Hydrophobic tagging of small molecules: an overview of the literature and future outlook.

INTRODUCTION

Hydrophobic tagging (HyT) technology presents a distinct therapeutic strategy diverging from conventional small molecule drugs, providing an innovative approach to drug design. This review aims to provide an overview of the HyT literature and future outlook to offer guidance for drug design.

AREAS COVERED

In this review, the authors introduce the composition, mechanisms and advantages of HyT technology, as well as summarize the detailed applications of HyT technology in anti-cancer, neurodegenerative diseases (NDs), autoimmune disorders, cardiovascular diseases (CVDs), and other fields. Furthermore, this review discusses key aspects of the future development of HyT molecules.

EXPERT OPINION

HyT emerges as a highly promising targeted protein degradation (TPD) strategy, following the successful development of proteolysis targeting chimeras (PROTAC) and molecular glue.
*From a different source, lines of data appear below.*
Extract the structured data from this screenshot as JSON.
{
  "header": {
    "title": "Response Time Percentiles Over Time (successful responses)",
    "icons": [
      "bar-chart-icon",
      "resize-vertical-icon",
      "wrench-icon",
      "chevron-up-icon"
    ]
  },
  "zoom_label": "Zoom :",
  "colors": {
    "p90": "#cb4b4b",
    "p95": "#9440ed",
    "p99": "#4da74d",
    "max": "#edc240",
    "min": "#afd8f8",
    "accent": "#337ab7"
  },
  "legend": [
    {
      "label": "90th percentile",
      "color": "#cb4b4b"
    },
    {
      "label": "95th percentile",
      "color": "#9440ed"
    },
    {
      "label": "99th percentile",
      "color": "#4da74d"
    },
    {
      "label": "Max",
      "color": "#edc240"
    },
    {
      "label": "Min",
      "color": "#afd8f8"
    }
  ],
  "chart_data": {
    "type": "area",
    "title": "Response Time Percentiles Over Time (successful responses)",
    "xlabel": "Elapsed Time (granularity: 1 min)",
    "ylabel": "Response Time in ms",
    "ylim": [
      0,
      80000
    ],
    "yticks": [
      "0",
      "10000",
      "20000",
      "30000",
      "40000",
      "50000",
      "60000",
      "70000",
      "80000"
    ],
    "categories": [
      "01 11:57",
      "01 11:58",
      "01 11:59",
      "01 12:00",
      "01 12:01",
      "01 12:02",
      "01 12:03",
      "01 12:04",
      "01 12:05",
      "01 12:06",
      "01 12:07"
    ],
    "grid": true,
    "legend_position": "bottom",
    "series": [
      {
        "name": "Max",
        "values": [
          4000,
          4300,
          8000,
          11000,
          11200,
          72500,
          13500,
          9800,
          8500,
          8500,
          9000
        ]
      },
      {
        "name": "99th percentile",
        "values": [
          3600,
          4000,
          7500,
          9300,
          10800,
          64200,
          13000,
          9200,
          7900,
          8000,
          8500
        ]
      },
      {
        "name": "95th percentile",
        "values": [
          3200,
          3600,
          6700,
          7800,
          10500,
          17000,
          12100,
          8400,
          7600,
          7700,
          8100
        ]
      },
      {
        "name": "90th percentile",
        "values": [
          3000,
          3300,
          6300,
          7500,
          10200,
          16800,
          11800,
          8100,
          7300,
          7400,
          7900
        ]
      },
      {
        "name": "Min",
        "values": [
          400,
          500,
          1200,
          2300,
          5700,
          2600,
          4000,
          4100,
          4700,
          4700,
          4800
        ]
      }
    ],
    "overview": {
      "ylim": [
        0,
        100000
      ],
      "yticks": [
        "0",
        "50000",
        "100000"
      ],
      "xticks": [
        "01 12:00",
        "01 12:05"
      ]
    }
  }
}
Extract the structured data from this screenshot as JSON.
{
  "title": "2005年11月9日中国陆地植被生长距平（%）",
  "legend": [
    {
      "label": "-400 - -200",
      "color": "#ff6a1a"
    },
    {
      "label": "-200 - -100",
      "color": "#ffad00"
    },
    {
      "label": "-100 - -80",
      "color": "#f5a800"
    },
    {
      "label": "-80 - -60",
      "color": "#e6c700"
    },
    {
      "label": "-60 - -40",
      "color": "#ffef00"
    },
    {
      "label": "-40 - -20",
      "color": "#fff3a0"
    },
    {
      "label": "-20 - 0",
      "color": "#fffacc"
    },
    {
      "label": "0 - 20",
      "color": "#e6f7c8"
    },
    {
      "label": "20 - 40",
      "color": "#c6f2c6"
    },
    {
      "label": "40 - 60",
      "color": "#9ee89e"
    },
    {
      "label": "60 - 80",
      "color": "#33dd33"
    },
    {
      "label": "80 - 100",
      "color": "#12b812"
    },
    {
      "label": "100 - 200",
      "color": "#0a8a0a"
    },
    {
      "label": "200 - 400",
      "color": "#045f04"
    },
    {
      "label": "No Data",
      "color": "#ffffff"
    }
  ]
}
Based on exploring new avenues, modification of the HyT molecule itself potentially enhances the technology. Improved synthetic pathways and emphasis on pharmacokinetic (PK) properties will facilitate the development of HyT. Furthermore, elucidating the biochemical basis by which the compound's hydrophobic moiety recruits the protein homeostasis network will enable the development of more precise assays that can guide the optimization of the linker and hydrophobic moiety.